La austeridad o “austericidio” ha sido un término ampliamente usado por los socialistas de todos los partidos durante los últimos años a raíz de la crisis económica que produjo un enorme desajuste en las cuentas públicas. Sin embargo, como en casi cualquier área, el debate ha estado sesgado por la ideología, sin aportar apenas evidencia acerca de lo que realmente era mejor o peor para corregir los elevados déficit y endeudamiento públicos: ora una subida de impuestos ora recortes del gasto.

Recientemente, Alberto Alesina, Carlos Favero y Francesco Giavazzi han publicado un libro que resume todos sus trabajos relacionados con los efectos de la austeridad (ver aquí).
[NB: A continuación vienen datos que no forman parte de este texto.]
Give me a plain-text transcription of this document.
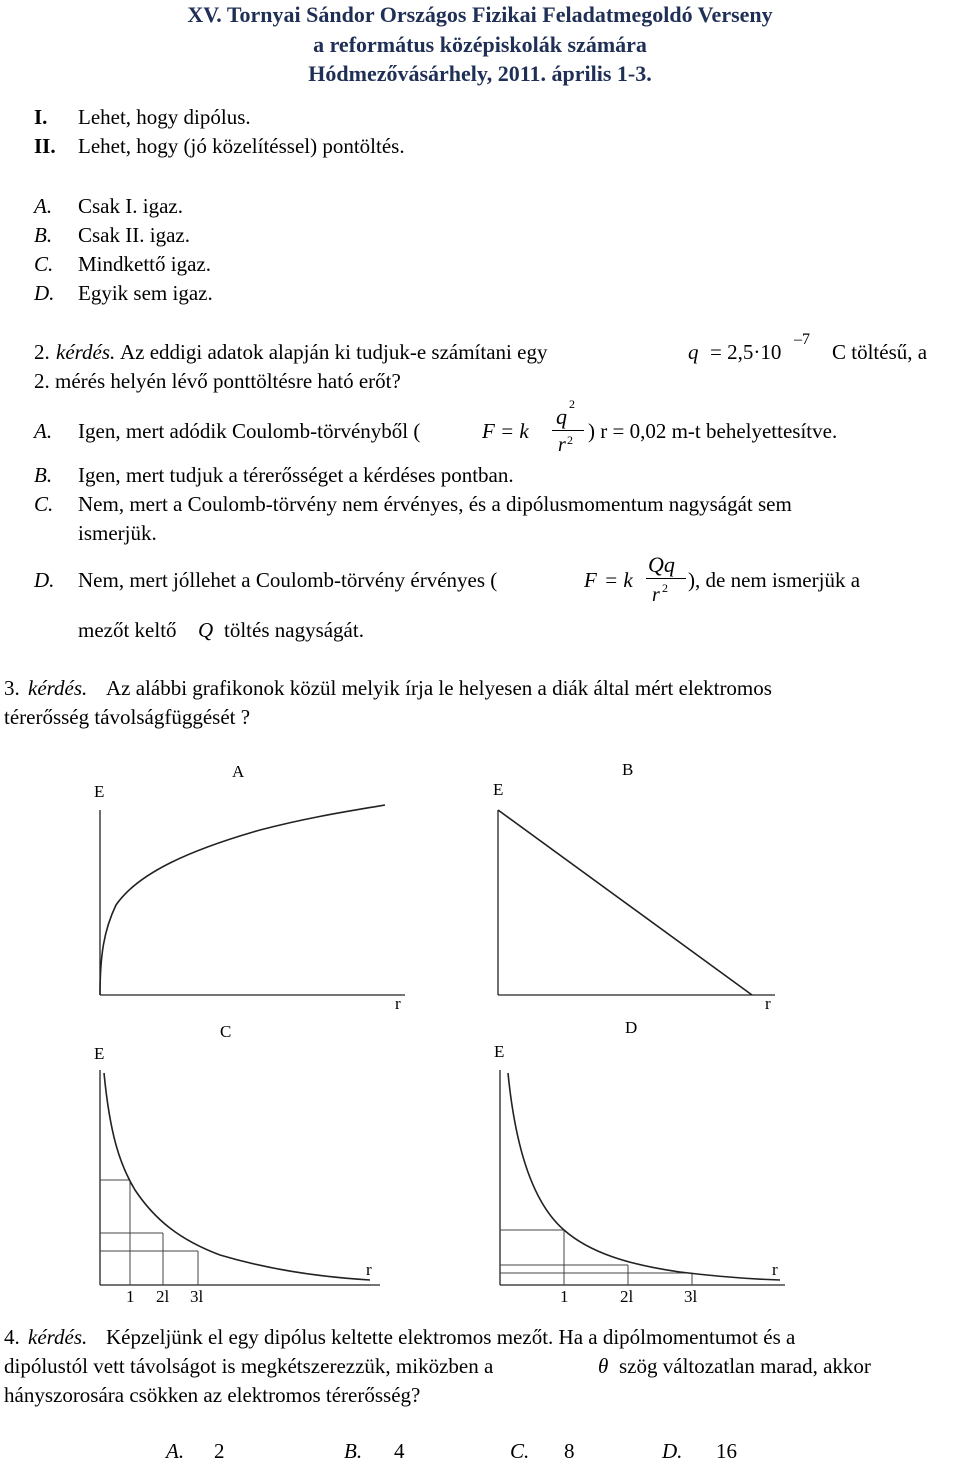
XV. Tornyai Sándor Országos Fizikai Feladatmegoldó Verseny
a református középiskolák számára
Hódmezővásárhely, 2011. április 1-3.
I. Lehet, hogy dipólus.
II. Lehet, hogy (jó közelítéssel) pontöltés.
A. Csak I. igaz.
B. Csak II. igaz.
C. Mindkettő igaz.
D. Egyik sem igaz.
2. kérdés. Az eddigi adatok alapján ki tudjuk-e számítani egy	q = 2,5·10
–7
C töltésű, a
2. mérés helyén lévő ponttöltésre ható erőt?
A. Igen, mert adódik Coulomb-törvényből (	F = k
q 2
r 2 ) r = 0,02 m-t behelyettesítve.
B. Igen, mert tudjuk a térerősséget a kérdéses pontban.
C. Nem, mert a Coulomb-törvény nem érvényes, és a dipólusmomentum nagyságát sem
ismerjük.
D. Nem, mert jóllehet a Coulomb-törvény érvényes (	F = k
Qq
r 2 ), de nem ismerjük a
mezőt keltő Q töltés nagyságát.
3. kérdés. Az alábbi grafikonok közül melyik írja le helyesen a diák által mért elektromos
térerősség távolságfüggését ?
A
E
r
B
E
r
C
E
r
1 2l 3l
D
E
r
1	2l	3l
4. kérdés. Képzeljünk el egy dipólus keltette elektromos mezőt. Ha a dipólmomentumot és a
dipólustól vett távolságot is megkétszerezzük, miközben a	θ szög változatlan marad, akkor
hányszorosára csökken az elektromos térerősség?
A. 2	B. 4	C. 8	D. 16
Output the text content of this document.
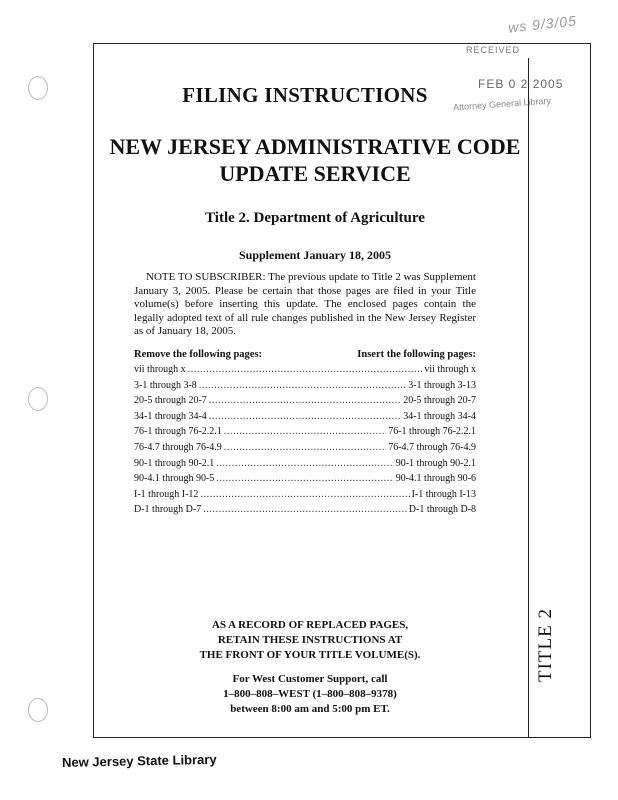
ws 9/3/05
RECEIVED
FEB 0 2 2005
Attorney General Library
TITLE 2
FILING INSTRUCTIONS
NEW JERSEY ADMINISTRATIVE CODE
UPDATE SERVICE
Title 2. Department of Agriculture
Supplement January 18, 2005
NOTE TO SUBSCRIBER: The previous update to Title 2 was Supplement January 3, 2005. Please be certain that those pages are filed in your Title volume(s) before inserting this update. The enclosed pages contain the legally adopted text of all rule changes published in the New Jersey Register as of January 18, 2005.
Remove the following pages:	Insert the following pages:
vii through x .....	vii through x
3-1 through 3-8 .....	3-1 through 3-13
20-5 through 20-7 .....	20-5 through 20-7
34-1 through 34-4 .....	34-1 through 34-4
76-1 through 76-2.2.1 .....	76-1 through 76-2.2.1
76-4.7 through 76-4.9 .....	76-4.7 through 76-4.9
90-1 through 90-2.1 .....	90-1 through 90-2.1
90-4.1 through 90-5 .....	90-4.1 through 90-6
I-1 through I-12 .....	I-1 through I-13
D-1 through D-7 .....	D-1 through D-8
AS A RECORD OF REPLACED PAGES,
RETAIN THESE INSTRUCTIONS AT
THE FRONT OF YOUR TITLE VOLUME(S).
For West Customer Support, call
1–800–808–WEST (1–800–808–9378)
between 8:00 am and 5:00 pm ET.
New Jersey State Library
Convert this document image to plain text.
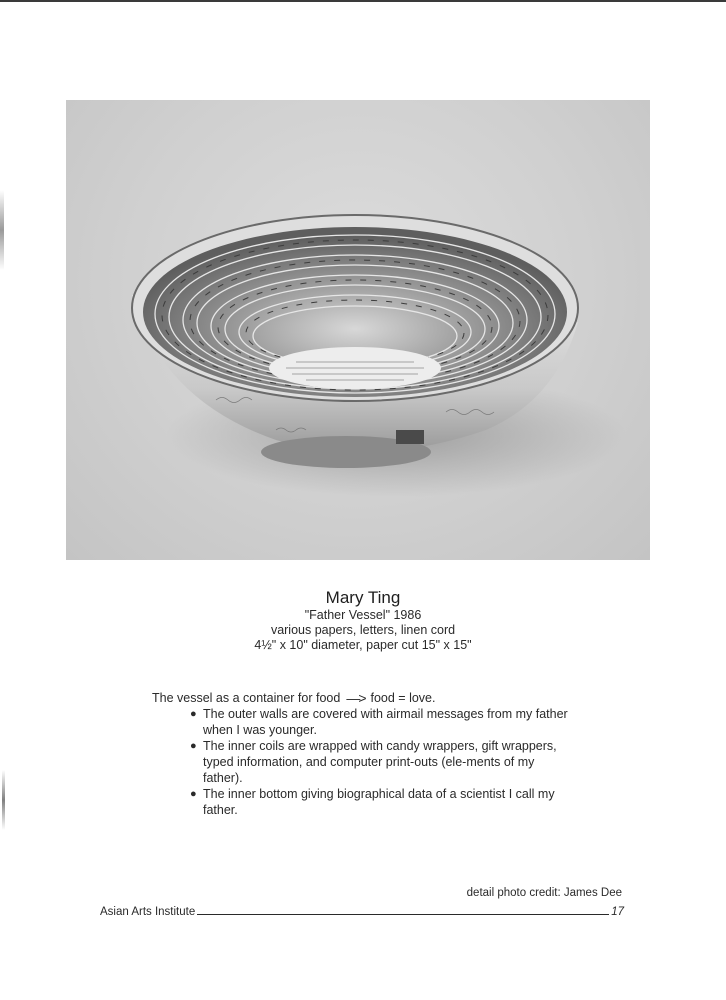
Mary Ting
"Father Vessel" 1986
various papers, letters, linen cord
4½" x 10" diameter, paper cut 15" x 15"
The vessel as a container for food —> food = love.
● The outer walls are covered with airmail messages from my father when I was younger.
● The inner coils are wrapped with candy wrappers, gift wrappers, typed information, and computer print-outs (ele-ments of my father).
● The inner bottom giving biographical data of a scientist I call my father.
detail photo credit: James Dee
Asian Arts Institute	17
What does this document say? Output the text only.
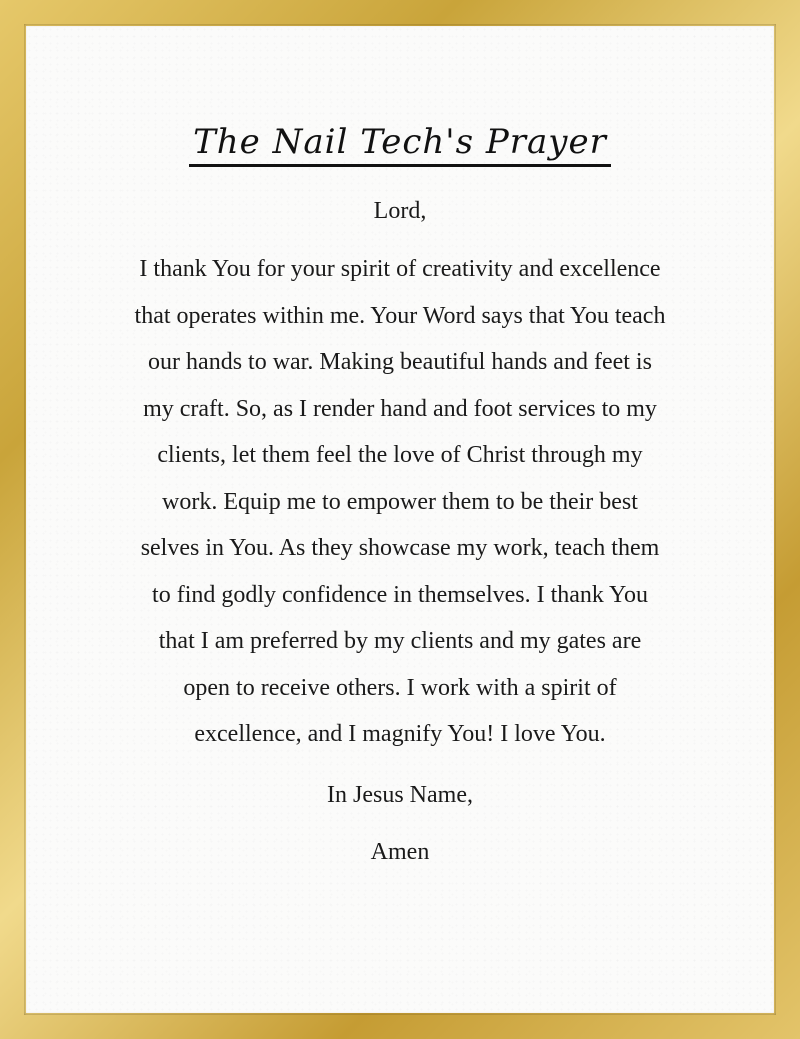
The Nail Tech's Prayer

Lord,

I thank You for your spirit of creativity and excellence
that operates within me. Your Word says that You teach
our hands to war. Making beautiful hands and feet is
my craft. So, as I render hand and foot services to my
clients, let them feel the love of Christ through my
work. Equip me to empower them to be their best
selves in You. As they showcase my work, teach them
to find godly confidence in themselves. I thank You
that I am preferred by my clients and my gates are
open to receive others. I work with a spirit of
excellence, and I magnify You! I love You.

In Jesus Name,

Amen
Según indican, los argumentos antiausteridad son populares, pero demasiado simples, ya que se centran solo en los efectos sobre el lado de la demanda; sin embargo, los cambios en los tipos impositivos y en los niveles de gasto tienen efectos en las decisiones que toman los agentes, no solo en el presente, sino también en el futuro.

Además, los autores explican que los recortes de gasto tienen efectos menos perjudiciales sobre la economía que las subidas de impuestos, porque los primeros normalmente vienen acompañados de políticas que suelen tener efectos en el largo plazo que ayudan a asegurar la estabilidad fiscal de manera duradera, además de que las expectativas de que la presión fiscal no va a subir provoca que el mercado laboral y el consumo compensen los efectos de la caída del gasto público en el PIB.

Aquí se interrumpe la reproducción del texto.